16 Aralık kardeş Kazakistan Cumhuriyeti`nin Bağımsızlık günü. Hem de yalnız Bağımsızlık günü değil. Bir de anım günüdür. Eğer 1991, 16 Aralık`ta Kazakistan bağımsızlığını ilan ettiyse de aynı günde, 1986`da bir de Sovyet tanklarının taarruzu sonucu yüzden fazla evladını kaybetti. O yüzden Cumhurbaşkanı Nursultan Nazarbayev 1991`de ülkesinin bağımsızlığını 16 Aralık günü ilan etti. Yani hem bayram olsun, hem de gelecek kuşaklar dedelerinin kahramanlıklarını hatırlasın. Ben de 2012`de bu vesileyle yazdığım bir yazıyı Türkçe`ye uygunlaştırarak paylaşmak gereği duydum. Türk insanının bir az daha bilgilenmesi için faydalı olur diye düşündüm. Bu arada onu da belirtelim ki, Aralık Kazak Türkçesi`nde Jeltoqsan demek.

16 Jeltoqsan 1986 ve 1991 – Kazakistan`ın Bağımsızlık ve Anım Günü

1987 yılında Almanya`da askeri hizmette olduğum zaman askerliğe yeni gelmiş bir Kazak genci hiç vakit işitmediğimiz olaylar hakkında söz ederdi.
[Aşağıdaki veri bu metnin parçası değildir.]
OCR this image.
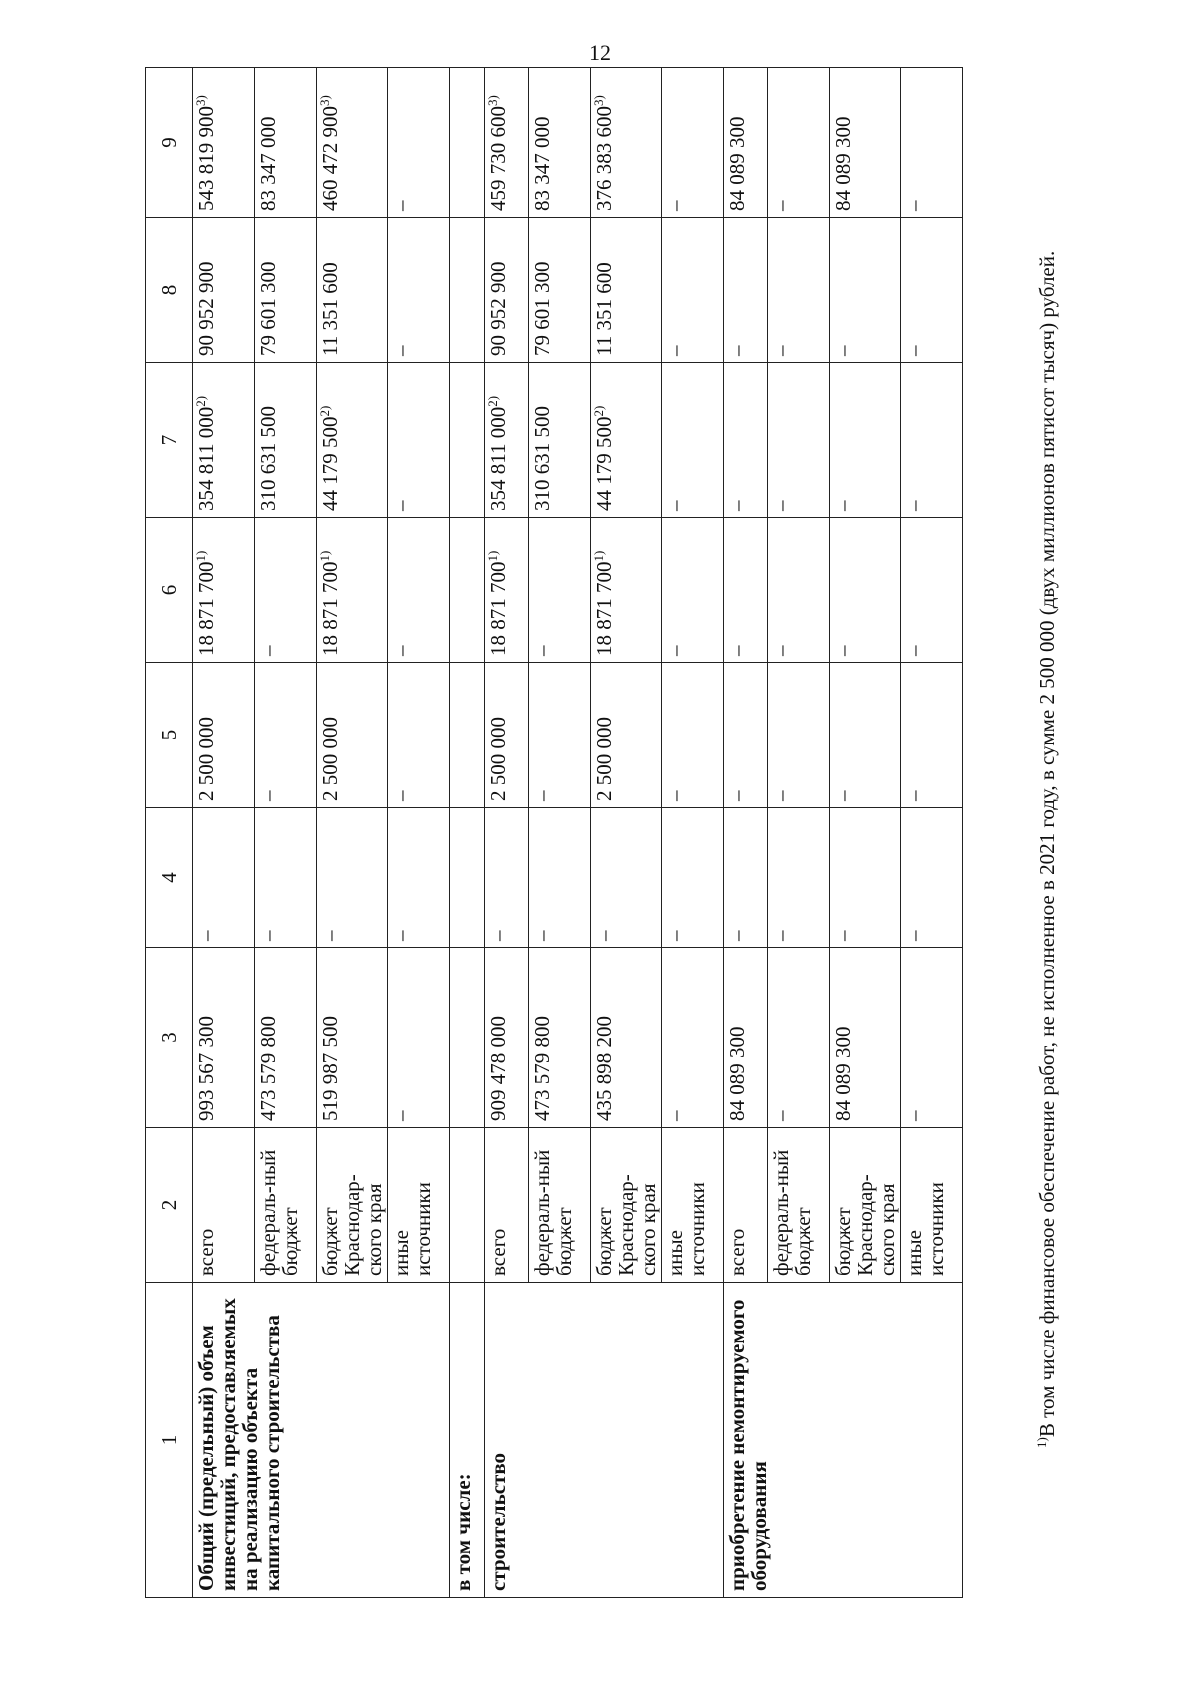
12
1	2	3	4	5	6	7	8	9
Общий (предельный) объем инвестиций, предоставляемых на реализацию объекта капитального строительства	всего	993 567 300	–	2 500 000	18 871 700$^{1)}$	354 811 000$^{2)}$	90 952 900	543 819 900$^{3)}$
	федераль-ный бюджет	473 579 800	–	–	–	310 631 500	79 601 300	83 347 000
	бюджет Краснодар-ского края	519 987 500	–	2 500 000	18 871 700$^{1)}$	44 179 500$^{2)}$	11 351 600	460 472 900$^{3)}$
	иные источники	–	–	–	–	–	–	–
в том числе:								
строительство	всего	909 478 000	–	2 500 000	18 871 700$^{1)}$	354 811 000$^{2)}$	90 952 900	459 730 600$^{3)}$
	федераль-ный бюджет	473 579 800	–	–	–	310 631 500	79 601 300	83 347 000
	бюджет Краснодар-ского края	435 898 200	–	2 500 000	18 871 700$^{1)}$	44 179 500$^{2)}$	11 351 600	376 383 600$^{3)}$
	иные источники	–	–	–	–	–	–	–
приобретение немонтируемого оборудования	всего	84 089 300	–	–	–	–	–	84 089 300
	федераль-ный бюджет	–	–	–	–	–	–	–
	бюджет Краснодар-ского края	84 089 300	–	–	–	–	–	84 089 300
	иные источники	–	–	–	–	–	–	–
$^{1)}$В том числе финансовое обеспечение работ, не исполненное в 2021 году, в сумме 2 500 000 (двух миллионов пятисот тысяч) рублей.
Soyadı Omarbekov olan şu küçük boylu oğlan derdi ki, 1986 yılının Aralık ayında Almatı da dahil olmakla Kazakistan`ın bir çok şehirlerinde gençler ayağa kalkarak Gorbaçev hakimiyetine itiraz etmiş. Omarbekov da bir tıp talebesi ve genç olarak olayların tam da içindeymiş. Sonra şundan dolayı onu okuduğu üniversiteden hariç etmişlermiş. Şu Kazak genci derdi ki, o hele yakasını iyi kurtara bilmiş. Olaylarda ölenler olmuş, hem de yüzlerce. Artı, hapse atılanlar, yaralananların da sayısı binlerceymiş.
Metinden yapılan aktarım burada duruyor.